Thursday, November 19, 2009

Philo-Surveys

Around in the web:
  • A survey on philosophers’ views about normative judgments.
  • A survey on publishing in philosophy.
  • A survey on a new journal in philosophy.
Plus, if you're a PhilPapers user, a survey on the distribution of philosophical views among professional philosophers and others (in your inbox).

Wednesday, November 11, 2009

Easy “Difference-Making” Properties?

Last week we discussed Cameron’s 'Truthmaking for Presentists,' very cool paper!

Bracketing concerns about a notion of indeterminacy whose source is not semantic (nor epistemic) and about the notion of indeterminate truth, we devoted part of the discussion to Cameron’s contention that insatisfaction with “Lucretian” properties like being such as to have been a child motivates restriction to difference-making properties as candidates for truthmaking, understood as properties “the instantiation of which at a time makes a difference to the intrinsic nature of the bearer at that time”.
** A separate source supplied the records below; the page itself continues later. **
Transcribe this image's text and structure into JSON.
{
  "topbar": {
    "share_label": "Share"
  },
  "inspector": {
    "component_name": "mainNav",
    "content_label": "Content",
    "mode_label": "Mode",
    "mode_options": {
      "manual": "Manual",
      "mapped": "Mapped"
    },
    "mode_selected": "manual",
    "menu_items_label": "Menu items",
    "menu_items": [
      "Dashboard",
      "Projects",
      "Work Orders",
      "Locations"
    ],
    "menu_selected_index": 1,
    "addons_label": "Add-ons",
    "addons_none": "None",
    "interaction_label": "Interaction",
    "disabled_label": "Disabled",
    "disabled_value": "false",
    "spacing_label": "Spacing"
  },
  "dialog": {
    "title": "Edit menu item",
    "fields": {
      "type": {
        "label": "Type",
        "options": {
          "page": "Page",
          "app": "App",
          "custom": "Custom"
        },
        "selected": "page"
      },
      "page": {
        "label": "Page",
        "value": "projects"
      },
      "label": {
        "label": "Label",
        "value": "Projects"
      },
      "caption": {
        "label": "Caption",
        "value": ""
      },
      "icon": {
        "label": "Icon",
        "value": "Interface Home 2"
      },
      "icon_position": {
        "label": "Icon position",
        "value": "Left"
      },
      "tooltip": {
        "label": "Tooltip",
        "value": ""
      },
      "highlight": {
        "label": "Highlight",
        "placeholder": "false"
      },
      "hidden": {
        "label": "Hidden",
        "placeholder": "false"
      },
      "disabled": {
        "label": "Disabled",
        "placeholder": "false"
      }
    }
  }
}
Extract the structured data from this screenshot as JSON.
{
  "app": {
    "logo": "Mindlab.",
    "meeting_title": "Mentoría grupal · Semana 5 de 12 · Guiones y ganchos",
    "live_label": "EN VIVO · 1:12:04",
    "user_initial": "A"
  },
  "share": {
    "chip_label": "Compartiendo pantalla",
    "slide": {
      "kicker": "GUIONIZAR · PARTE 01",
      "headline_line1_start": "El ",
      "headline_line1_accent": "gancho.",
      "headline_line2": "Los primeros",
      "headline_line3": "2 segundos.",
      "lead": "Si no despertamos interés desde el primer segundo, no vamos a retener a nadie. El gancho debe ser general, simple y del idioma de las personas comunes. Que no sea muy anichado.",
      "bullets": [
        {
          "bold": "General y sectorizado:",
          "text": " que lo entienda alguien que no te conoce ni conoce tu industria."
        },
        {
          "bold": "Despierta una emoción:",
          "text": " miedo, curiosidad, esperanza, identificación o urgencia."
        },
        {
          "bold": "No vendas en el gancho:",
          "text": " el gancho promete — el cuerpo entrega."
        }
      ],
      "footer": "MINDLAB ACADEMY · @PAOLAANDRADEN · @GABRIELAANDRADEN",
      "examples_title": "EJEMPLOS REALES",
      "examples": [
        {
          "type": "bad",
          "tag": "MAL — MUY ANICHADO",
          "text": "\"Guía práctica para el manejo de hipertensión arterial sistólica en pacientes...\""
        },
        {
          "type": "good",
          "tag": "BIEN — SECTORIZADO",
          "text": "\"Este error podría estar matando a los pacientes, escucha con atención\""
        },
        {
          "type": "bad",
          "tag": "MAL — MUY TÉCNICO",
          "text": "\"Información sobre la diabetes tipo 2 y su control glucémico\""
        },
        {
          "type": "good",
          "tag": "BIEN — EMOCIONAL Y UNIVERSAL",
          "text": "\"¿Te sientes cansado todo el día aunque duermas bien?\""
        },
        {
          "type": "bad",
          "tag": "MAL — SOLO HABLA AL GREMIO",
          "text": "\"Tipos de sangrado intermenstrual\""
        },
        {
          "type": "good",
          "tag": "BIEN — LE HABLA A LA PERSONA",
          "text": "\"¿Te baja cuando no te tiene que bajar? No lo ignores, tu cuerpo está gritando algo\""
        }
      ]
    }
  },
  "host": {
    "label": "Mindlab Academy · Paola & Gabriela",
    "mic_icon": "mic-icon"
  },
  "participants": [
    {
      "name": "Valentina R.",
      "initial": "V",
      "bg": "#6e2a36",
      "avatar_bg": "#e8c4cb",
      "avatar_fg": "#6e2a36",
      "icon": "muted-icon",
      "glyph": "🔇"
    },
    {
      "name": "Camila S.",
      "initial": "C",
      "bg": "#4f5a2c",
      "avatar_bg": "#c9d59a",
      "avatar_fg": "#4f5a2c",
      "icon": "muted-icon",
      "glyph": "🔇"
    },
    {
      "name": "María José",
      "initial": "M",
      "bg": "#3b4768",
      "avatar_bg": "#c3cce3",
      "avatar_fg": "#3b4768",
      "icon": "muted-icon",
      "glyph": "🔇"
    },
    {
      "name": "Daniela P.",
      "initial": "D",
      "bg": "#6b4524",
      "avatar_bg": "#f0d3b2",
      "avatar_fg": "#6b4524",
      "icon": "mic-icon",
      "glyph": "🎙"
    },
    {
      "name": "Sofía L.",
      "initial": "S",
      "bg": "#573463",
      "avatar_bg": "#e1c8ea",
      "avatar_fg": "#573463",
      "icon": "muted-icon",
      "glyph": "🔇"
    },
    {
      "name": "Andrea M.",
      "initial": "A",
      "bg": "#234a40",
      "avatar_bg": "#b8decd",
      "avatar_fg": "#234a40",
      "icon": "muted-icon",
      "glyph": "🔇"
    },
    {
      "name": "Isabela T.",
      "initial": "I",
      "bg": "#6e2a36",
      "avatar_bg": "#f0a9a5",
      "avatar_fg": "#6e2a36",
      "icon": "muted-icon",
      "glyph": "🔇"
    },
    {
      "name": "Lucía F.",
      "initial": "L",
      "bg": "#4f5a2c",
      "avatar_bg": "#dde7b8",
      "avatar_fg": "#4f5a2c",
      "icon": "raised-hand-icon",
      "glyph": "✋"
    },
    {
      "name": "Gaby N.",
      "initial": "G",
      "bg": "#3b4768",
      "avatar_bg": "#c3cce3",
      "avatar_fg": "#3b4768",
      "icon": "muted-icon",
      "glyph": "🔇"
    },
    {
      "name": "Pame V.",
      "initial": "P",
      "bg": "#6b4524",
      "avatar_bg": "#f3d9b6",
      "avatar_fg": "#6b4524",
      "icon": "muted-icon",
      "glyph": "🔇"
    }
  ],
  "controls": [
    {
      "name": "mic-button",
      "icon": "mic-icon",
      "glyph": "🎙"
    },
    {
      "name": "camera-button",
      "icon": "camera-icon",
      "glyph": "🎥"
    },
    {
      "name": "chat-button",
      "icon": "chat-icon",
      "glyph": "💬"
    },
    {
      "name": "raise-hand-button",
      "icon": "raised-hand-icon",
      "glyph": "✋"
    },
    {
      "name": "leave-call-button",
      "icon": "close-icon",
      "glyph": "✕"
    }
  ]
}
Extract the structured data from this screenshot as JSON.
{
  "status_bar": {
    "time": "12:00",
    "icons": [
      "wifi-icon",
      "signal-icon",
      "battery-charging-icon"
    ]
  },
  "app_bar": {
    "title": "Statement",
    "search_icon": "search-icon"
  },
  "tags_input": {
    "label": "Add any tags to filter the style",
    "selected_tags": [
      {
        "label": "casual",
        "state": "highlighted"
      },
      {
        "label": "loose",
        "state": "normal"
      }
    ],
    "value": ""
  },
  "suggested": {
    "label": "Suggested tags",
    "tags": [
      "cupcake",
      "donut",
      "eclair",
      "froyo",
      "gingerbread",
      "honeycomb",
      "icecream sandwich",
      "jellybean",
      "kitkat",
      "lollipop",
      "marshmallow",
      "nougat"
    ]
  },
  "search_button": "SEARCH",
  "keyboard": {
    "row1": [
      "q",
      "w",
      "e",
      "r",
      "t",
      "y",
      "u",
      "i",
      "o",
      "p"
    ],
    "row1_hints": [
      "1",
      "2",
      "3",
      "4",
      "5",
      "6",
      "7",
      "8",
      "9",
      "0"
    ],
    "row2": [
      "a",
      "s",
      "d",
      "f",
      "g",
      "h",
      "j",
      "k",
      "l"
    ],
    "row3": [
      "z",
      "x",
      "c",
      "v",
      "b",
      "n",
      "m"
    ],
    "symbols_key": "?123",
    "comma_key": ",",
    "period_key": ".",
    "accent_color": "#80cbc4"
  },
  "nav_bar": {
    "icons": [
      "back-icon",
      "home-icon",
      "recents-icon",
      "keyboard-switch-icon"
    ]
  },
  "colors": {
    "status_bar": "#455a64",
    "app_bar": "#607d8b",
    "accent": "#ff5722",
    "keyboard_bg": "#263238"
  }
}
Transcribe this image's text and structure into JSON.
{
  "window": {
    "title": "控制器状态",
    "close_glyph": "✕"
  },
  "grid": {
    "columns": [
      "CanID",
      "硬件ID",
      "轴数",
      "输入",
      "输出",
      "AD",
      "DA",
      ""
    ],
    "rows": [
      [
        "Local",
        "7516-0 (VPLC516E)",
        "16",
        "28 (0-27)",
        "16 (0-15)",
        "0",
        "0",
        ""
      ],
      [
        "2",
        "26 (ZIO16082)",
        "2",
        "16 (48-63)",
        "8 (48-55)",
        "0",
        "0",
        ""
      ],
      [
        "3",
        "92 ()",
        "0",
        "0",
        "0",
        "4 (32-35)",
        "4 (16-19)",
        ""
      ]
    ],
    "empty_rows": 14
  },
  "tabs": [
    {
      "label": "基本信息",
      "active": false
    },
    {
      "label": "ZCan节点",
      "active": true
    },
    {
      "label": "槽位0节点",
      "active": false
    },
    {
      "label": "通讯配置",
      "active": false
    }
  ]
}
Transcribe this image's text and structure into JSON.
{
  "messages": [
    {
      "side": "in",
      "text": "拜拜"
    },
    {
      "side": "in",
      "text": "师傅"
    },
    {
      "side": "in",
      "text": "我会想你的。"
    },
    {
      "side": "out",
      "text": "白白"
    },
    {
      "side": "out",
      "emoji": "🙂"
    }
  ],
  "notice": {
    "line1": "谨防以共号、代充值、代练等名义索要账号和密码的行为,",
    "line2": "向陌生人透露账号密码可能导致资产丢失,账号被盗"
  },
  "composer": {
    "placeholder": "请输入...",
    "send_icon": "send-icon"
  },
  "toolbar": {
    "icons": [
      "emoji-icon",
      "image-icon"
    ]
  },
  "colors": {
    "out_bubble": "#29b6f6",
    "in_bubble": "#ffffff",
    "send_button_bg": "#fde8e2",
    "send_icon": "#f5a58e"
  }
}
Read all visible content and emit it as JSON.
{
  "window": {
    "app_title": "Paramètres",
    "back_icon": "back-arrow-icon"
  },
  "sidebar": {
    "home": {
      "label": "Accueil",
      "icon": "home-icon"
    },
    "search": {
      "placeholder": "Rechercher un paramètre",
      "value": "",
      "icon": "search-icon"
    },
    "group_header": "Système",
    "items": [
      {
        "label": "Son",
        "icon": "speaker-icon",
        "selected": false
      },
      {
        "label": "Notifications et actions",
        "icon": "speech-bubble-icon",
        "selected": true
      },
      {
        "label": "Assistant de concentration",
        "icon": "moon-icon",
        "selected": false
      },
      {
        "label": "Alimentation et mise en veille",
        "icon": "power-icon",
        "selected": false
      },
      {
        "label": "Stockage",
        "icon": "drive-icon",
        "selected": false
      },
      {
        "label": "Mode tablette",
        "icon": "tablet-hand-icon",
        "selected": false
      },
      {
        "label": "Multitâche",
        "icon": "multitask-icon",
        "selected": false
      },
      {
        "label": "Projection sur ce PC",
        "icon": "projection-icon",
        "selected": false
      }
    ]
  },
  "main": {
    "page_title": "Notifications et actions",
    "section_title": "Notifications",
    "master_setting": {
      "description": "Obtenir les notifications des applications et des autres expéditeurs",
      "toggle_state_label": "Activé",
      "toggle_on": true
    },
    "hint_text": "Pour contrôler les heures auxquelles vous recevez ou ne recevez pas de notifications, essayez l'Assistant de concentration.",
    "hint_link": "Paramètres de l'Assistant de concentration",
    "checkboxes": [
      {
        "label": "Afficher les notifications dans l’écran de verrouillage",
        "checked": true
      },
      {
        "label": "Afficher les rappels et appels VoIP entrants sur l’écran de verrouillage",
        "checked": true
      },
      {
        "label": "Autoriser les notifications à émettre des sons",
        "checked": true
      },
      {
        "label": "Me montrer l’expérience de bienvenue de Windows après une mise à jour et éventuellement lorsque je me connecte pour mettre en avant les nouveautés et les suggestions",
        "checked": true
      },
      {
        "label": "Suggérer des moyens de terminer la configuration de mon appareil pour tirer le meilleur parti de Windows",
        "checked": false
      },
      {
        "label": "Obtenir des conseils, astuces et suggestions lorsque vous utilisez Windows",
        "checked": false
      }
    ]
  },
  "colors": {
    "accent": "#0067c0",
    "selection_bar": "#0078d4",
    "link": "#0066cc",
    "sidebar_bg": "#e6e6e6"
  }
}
If I understood them correctly, both Marta Campdelacreu (in attendance) and Pablo Rychter (virtually) independently worried that some properties that would count as difference-making for Cameron seemed insatisfactory for truthmaking in just the same way than “Lucretian” properties were. Take an intrinsic property Ross presently instantiates, say being currently sitting. It would seem as unsatisfactory as before that the presentist used the property of being such as to have been a child and currently sitting in the truthmaker for the truth that Ross was a child. But the property is difference-making for him, given that
(*) Ross has the intrinsic nature at the present that he has partly in virtue of instantiating being such as to have been a child and currently sitting at the present.
(Notice that it won’t do, it seems to me, to reject (*) on the basis of:
(#) Ross has the intrinsic nature at the present that he has partly in virtue of instantiating being currently sitting at the present.
For, arguably, if (#) is true then (*) is also true. See the axiom of subsumption in Fine’s (1995) logic of essence, and the discussion of the conjunction thesis for truthmaking in López de Sa (2009).)